The IDR initiation form form should only be used for the Federal IDR process and is not intended for original claim submissions, claim adjustments, or claim corrections. Please submit only one (1) form per request. Negotiation requests should be sent to:

  1. The initiating party must furnish the Notice of IDR Initiation to the Departments by submitting the notice using the Federal IDR portal. The initiation date of the Federal IDR process will be the date of receipt of the Notice of IDR Initiation by the Departments.
  2. Capital Blue Cross

What other information should I include with my open negotiation/IDR requests?
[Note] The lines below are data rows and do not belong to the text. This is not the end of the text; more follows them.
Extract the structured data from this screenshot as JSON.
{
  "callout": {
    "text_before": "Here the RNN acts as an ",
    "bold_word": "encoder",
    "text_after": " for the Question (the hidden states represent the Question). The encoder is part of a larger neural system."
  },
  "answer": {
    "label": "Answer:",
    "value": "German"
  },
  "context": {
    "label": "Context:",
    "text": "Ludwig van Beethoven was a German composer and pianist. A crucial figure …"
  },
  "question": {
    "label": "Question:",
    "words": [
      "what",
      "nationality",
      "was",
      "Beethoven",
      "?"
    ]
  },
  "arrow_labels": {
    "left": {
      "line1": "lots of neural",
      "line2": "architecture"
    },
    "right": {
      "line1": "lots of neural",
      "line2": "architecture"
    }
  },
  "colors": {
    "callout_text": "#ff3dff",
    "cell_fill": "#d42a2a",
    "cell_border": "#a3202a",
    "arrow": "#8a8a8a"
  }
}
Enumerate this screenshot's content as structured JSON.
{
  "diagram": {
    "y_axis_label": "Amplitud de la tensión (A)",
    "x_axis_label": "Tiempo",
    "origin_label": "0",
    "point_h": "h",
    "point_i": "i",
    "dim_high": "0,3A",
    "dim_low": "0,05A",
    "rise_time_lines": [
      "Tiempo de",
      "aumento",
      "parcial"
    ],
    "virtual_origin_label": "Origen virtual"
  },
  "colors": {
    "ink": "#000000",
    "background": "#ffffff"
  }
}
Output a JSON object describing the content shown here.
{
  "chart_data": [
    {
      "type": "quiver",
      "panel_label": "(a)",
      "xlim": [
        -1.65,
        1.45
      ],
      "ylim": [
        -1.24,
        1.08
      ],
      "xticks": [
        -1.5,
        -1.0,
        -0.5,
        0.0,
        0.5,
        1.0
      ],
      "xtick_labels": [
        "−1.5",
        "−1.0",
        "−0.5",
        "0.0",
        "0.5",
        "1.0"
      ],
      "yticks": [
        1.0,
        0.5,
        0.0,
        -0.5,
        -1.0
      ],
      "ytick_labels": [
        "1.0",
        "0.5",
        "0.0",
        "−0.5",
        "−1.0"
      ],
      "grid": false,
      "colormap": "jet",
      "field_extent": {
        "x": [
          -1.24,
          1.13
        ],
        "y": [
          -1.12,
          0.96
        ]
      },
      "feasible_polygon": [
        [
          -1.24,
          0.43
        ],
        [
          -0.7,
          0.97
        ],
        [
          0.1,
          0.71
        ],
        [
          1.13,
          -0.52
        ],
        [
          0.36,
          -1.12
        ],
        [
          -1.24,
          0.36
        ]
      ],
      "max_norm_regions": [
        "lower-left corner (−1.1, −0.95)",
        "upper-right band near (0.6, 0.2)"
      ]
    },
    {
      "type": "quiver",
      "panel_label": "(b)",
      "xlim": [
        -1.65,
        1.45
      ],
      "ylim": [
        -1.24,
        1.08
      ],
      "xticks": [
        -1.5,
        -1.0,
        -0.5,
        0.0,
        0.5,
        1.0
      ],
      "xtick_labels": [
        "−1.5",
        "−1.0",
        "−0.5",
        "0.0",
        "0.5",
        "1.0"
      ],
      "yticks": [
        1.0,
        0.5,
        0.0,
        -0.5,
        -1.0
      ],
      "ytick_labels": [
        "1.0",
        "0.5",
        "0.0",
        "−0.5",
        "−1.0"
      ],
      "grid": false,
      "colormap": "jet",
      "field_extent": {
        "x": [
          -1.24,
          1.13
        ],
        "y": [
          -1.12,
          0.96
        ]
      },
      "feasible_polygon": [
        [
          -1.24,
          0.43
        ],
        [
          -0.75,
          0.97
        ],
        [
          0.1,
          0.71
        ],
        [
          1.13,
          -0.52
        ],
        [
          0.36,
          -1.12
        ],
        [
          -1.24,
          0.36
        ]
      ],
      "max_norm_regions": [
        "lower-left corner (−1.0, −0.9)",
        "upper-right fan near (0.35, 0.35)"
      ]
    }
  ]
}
To help expedite the open negotiation process, you should submit the additional key elements:

  • Claim number
  • Provider first and last name (professional providers)
  • Provider group name (professional providers)
  • Facility name (facility providers)
  • Provider national provider identifier (NPI)
  • Plan name
  • Member first and last name

Why did I receive an SOR for a denied claim? I am a non-par provider and have not received these from Capital in the past.

Capital must issue payments as well as notice of denials directly to nonparticipating providers for claims that meet the conditions of the No Surprises Act. Some claims that meet those conditions may deny for other reasons (duplicate claims, missing information), the nonparticipating providers would still receive a notice for those claims.